Here’s what you need to know.

CPI data summary

The Consumer Price Index (CPI) rose 0.2% in July from the previous month, matching forecasts and down from 0.3% in June. Year-over-year, inflation stood at 2.7%, just below the expected 2.8% and the same as in June.

The most pronounced movement was in core CPI, which excludes food and energy. It rose 0.3% in July and is now 3.1% higher than a year ago, the largest increase in five months and above market expectations.

Tariffs begin to affect consumers

President Trump's global tariffs are raising costs for U.S. companies, and more of those costs are being passed on to buyers. Companies had been holding back prices earlier this year, waiting for clarity on trade policy. But with that picture clearer, many are raising prices.

Goldman Sachs says that only 22% of tariff costs were passed on to consumers initially, but that could rise to 67% by October as older, cheaper inventory is depleted.

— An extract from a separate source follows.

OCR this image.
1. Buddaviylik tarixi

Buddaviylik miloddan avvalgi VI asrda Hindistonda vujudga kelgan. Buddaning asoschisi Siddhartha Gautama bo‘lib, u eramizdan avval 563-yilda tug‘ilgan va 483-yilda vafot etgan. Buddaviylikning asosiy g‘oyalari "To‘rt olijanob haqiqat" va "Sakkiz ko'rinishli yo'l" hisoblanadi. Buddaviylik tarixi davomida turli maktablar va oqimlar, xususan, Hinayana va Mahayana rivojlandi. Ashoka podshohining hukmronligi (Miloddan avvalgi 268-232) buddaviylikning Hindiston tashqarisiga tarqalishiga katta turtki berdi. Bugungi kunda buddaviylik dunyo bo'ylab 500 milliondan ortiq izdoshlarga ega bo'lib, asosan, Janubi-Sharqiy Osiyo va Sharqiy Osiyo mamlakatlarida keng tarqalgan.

Markets are betting on a rate cut in September

The CME FedWatch tool shows that traders see an 82% chance that the Federal Reserve will cut rates next month. Some expect more than two cuts before the end of the year.

But the Federal Reserve has a dilemma.

Inflation is proving to be persistent while the labor market shows signs of weakness. As Stuart Kaiser of Citi says, 'CPI could leave the Federal Reserve with dual headaches.'

Mohit Kumar of Jefferies adds that while weak labor data could force cuts, 'a picture of persistent inflation will prevent aggressive easing policy.'

Why do CPI data matter for cryptocurrencies?

CPI continues to show how quickly prices are rising for consumers and is one of the most important economic indicators for global markets. For cryptocurrency traders, the bets are simple:

Lower-than-expected CPI → higher chances that the U.S. Federal Reserve will cut interest rates sooner, making risk assets like Bitcoin more attractive.

Hotter-than-expected CPI → rates remain high for longer and cool speculative markets.

What's next?

The Producer Price Index (PPI) will be released later this week, followed by the Federal Reserve's Jackson Hole meeting at the end of August. Both could influence how aggressively the Federal Reserve moves in September.

For cryptocurrency traders, the path of interest rates in the U.S. will remain a key driver in the coming weeks.